A.A. Origins

The origins of Alcoholics Anonymous can be traced to the Oxford Group, a religious movement popular in the United States and Europe in the early 20th century. Members of the Oxford Group practiced a formula of self-improvement by performing self-inventory, admitting wrongs, making amends, using prayer and meditation, and carrying the message to others.

In the early 1930s, a well-to-do Rhode Islander, Rowland H., visited the noted Swiss psychoanalyst Carl Jung for help with his alcoholism. Jung determined that Rowland’s case was medically hopeless, and that he could only find relief through a vital spiritual experience. Jung directed him to the Oxford Group.

Rowland later introduced fellow Vermonter Edwin (“Ebby”) T. to the group, and the two men along with several others were finally able to keep from drinking by practicing the Oxford Group principles.

One of Ebby’s schoolmate friends from Vermont, and a drinking buddy, was Bill W. Ebby sought out his old friend at his home at 182 Clinton Street in Brooklyn, New York, to carry the message of hope.

Bill W. had been a golden boy on Wall Street, enjoying success and power as a stockbroker, but his promising career had been ruined by continuous and chronic alcoholism. Now, approaching 39 years of age, he was learning that his problem was hopeless, progressive, and irreversible. He had sought medical treatment at Towns Hospital in Manhattan, but he was still drinking.

Bill was, at first, unconvinced by Ebby’s story of transformation and the claims of the Oxford Group. But in December 1934, after again landing in Towns hospital for treatment, Bill underwent a powerful spiritual experience unlike any he had ever known. His depression and despair were lifted, and he felt free and at peace. Bill stopped drinking, and worked the rest of his life to bring that freedom and peace to other alcoholics. The roots of Alcoholics Anonymous were planted.

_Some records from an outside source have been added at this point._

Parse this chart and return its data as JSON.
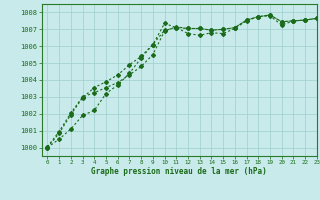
{
  "title": "Graphe pression niveau de la mer (hPa)",
  "background_color": "#c8eaea",
  "grid_color": "#9ecece",
  "line_color": "#1a6b1a",
  "xlim": [
    -0.5,
    23
  ],
  "ylim": [
    999.5,
    1008.5
  ],
  "yticks": [
    1000,
    1001,
    1002,
    1003,
    1004,
    1005,
    1006,
    1007,
    1008
  ],
  "xticks": [
    0,
    1,
    2,
    3,
    4,
    5,
    6,
    7,
    8,
    9,
    10,
    11,
    12,
    13,
    14,
    15,
    16,
    17,
    18,
    19,
    20,
    21,
    22,
    23
  ],
  "series": [
    [
      1000.0,
      1000.5,
      1001.1,
      1001.9,
      1002.2,
      1003.2,
      1003.7,
      1004.4,
      1005.3,
      1006.1,
      1007.35,
      1007.1,
      1006.75,
      1006.65,
      1006.8,
      1006.75,
      1007.05,
      1007.5,
      1007.75,
      1007.8,
      1007.25,
      1007.5,
      1007.55,
      1007.65
    ],
    [
      1000.05,
      1000.95,
      1002.05,
      1003.0,
      1003.25,
      1003.55,
      1003.85,
      1004.3,
      1004.8,
      1005.5,
      1006.9,
      1007.15,
      1007.05,
      1007.05,
      1006.95,
      1007.0,
      1007.1,
      1007.55,
      1007.75,
      1007.85,
      1007.45,
      1007.5,
      1007.55,
      1007.65
    ],
    [
      1000.0,
      1000.85,
      1001.95,
      1002.95,
      1003.55,
      1003.9,
      1004.3,
      1004.9,
      1005.4,
      1006.1,
      1006.95,
      1007.1,
      1007.05,
      1007.05,
      1006.95,
      1007.0,
      1007.1,
      1007.55,
      1007.75,
      1007.85,
      1007.45,
      1007.5,
      1007.55,
      1007.65
    ]
  ]
}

A milestone for the AA Grapevine

With the March 1978 issue, the circulation of the Fellowship’s “meeting in print” reaches 100,000. In June 1944, copies of the periodical’s first edition had numbered 1,200 and had gone out to 165 subscribers and other members of A.A.

The first zonal meeting

Born of an idea brought forward at the 1978 World Service Meeting, the first zonal service meeting — during which countries share experiences, strengthen unity, and offer help to A.A.s where service structures have yet to be set up — takes place in Bogota, Colombia in 1979. Delegates from ten Latin American countries convene in what is called the Ibero-American Service Meeting. Later, this biannual meeting will be called REDELA, a shortened form of Réunion de Las Americas (Meeting of the Americas). Zonal meetings will be launched in Europe in 1981, Asia/Oceania in 1995, and Sub-Saharan Africa in 2003.